Assises des ruralitésOctobre et novembre 2014Les Assises des ruralités se sont déroulées d'octobre à novembre dans toute la France. Les principaux sujets propres aux territoires ruraux ont été débattus au cours de 7 ateliers.
1er Comité interministériel13 mars 2015Lors du comité interministériel aux ruralités, présidé par Manuel Valls, une cinquantaine de mesures en faveur des ruralités sont présentées.
2e Comité interministériel14 septembre 2015Le 14 septembre 2015, un deuxième comité interministériel s'est réuni à Vesoul pour tirer le bilan des 46 mesures engagées. 21 nouvelles mesures ont été annoncées.
3e Comité interministériel20 mai 2016Pour ce troisième CIR, réuni à Privas, en Ardèche, le Gouvernement a souhaité mettre l'accent deux enjeux principaux : 1. renforcer encore l’égalité d’accès aux services et au service public, dans le domaine de la santé, de l’école mais aussi amplifier l’action de l’État et des opérateurs de téléphonie mobile pour résorber les zones blanches ; 2. mettre en cohérence l’action publique et fédérer les énergies locales autour des projets de chaque territoire, afin de toujours mieux adapter l’action de l’État aux besoins et aux enjeux des territoires ruraux.

Le contexte

Les campagnes sont fortes de plus de 27, 4 millions d’habitants, en comptant les espaces périurbains avec lesquels elles partagent une densité de population relativement faible (< 140 hab./km²).
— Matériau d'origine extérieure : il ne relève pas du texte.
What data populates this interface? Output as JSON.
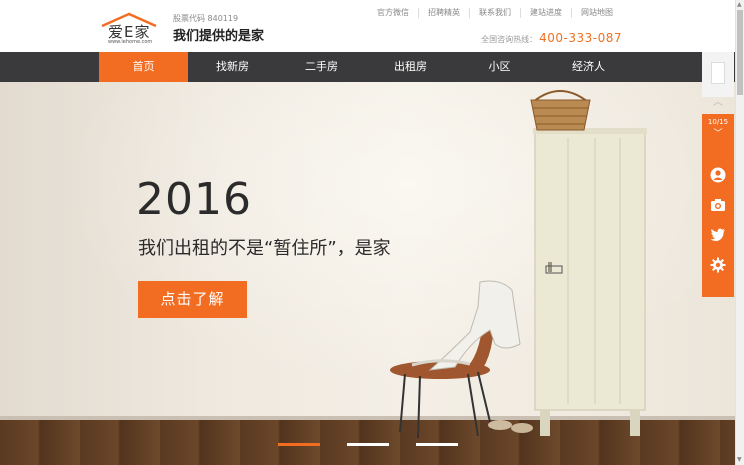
{
  "header": {
    "logo_text": "爱E家",
    "logo_url": "www.iehome.com",
    "stock_code": "股票代码 840119",
    "slogan": "我们提供的是家",
    "top_links": [
      "官方微信",
      "招聘精英",
      "联系我们",
      "建站进度",
      "网站地图"
    ],
    "hotline_label": "全国咨询热线：",
    "hotline_number": "400-333-087"
  },
  "nav": {
    "items": [
      "首页",
      "找新房",
      "二手房",
      "出租房",
      "小区",
      "经济人"
    ],
    "active_index": 0
  },
  "hero": {
    "year": "2016",
    "subtitle": "我们出租的不是“暂住所”，是家",
    "button_label": "点击了解",
    "slide_count": 3,
    "active_slide": 0
  },
  "side": {
    "pager": "10/15",
    "icons": [
      "user-icon",
      "camera-icon",
      "twitter-icon",
      "gear-icon"
    ]
  },
  "colors": {
    "accent": "#f26d21",
    "nav_bg": "#3a3a3c",
    "hotline": "#f07020"
  }
}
Aujourd'hui, les attentes et les conditions de vie des ruraux ont fortement évolué sous l’effet de l’urbanisation, d’un peuplement dynamique, de l’évolution du tissu économique. Les territoires ruraux vivent de profondes mutations qui dynamisent certaines et fragilisent d’autres.  Des disparités existent, comme l'accès aux services de santé ou la couverture numérique qui ne profitent pas à tout le monde, par exemple. Or, l'égalité des territoires exige que chaque citoyen, où qu’il réside, puisse accéder aux services essentiels et que chaque entreprise artisanale, commerciale, industrielle puisse disposer de tous les moyens pour développer ses activités. C'est tout l'enjeu des politiques publiques dans les zones rurales.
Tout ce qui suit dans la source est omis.